Of course, Pitt infamously lost Biletnikoff winning receiver Jordan Addison to the USC Trojans, via the transfer portal. While he said everyone has to do what’s best for them, wide receiver coach Tiquan Underwood said when Addison left it was definitely a punch to the gut, for him personally and the team. But Underwood said his players have banded together since then and told him they “have his back” this season.
“To get [texts] from some of the wideouts in the room saying ‘coach, we got your back and we’re going to put in work and we’re going to make this thing happen,’ that meant everything to me,” Underwood said. “That just told me the type of character we have in that room. We know that we lost a talented player and great person, but it opens an opportunity in the room… we just gotta go out there and do our job.”
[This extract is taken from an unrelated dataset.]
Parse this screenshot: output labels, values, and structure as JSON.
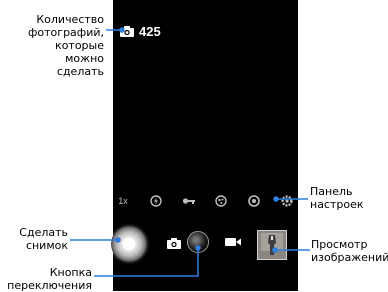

It’s much of the same on the defensive side of the ball — while a vast majority of its starters are coming back in 2022, there’s a few very important holes to fill. Pitt bid farewell to several linebackers after 2021, most notably seniors Johnny Petrishen, Phil Campbell and Chase Pine. Pitt will return senior SirVocea Dennis to play the middle linebacker spot, but both outside linebacker spots are up for grabs.
Linebacker coach Ryan Manalac said while there’s certainly holes to fill, he thinks that the competition amongst his players for playing time will make his players better.
“There’s a lot of guys that I think are pushing that envelope,” Manalac said. “The message is ‘just continue to be a consistent performer’ and we’ll figure out who the best three are and who will start… everything is earned as it should be in football.”
Senior linebacker Brandon George said he and his teammates don’t look at the situation like it’s a competition for playing time. Rather, he said they’re all just trying to make one another better.
“As a unit, it’s not necessarily ‘who’s going to start?’ because we have an experienced group for the most part,” George said. “We have a lot of guys that can make a lot of good plays which is really helpful for our defense as a whole. We have guys that can rotate through, we’ll never get to the point where someone is real tired… which makes our room really deadly because we have so much depth.”
Narduzzi and his staff have plenty of questions to answer before their opening game against the West Virginia Mountaineers on Sept. 1. But there’s one question that Pitt doesn’t want to leave any doubt about — 2021 was not a fluke. Senior defensive lineman and Pitt’s 2021 sack leader Habakkuk Baldonado said he doesn’t feel like Pitt gets the respect it deserves and he wants to prove this year that Pitt is here to stay.
“As you know, respect is something you have to earn,” Baldonado said. “For a long time we have not won many games, but now that has changed. Hopefully we’ll go on a streak of having great seasons… as good as last year was, it was one year.”
Baldonado and the Panthers have the opportunity to earn the nation’s respect off of the bat when they take on West Virginia at Acrisure Stadium on Sept. 1. The game will air on ESPN and kickoff at 7 p.m.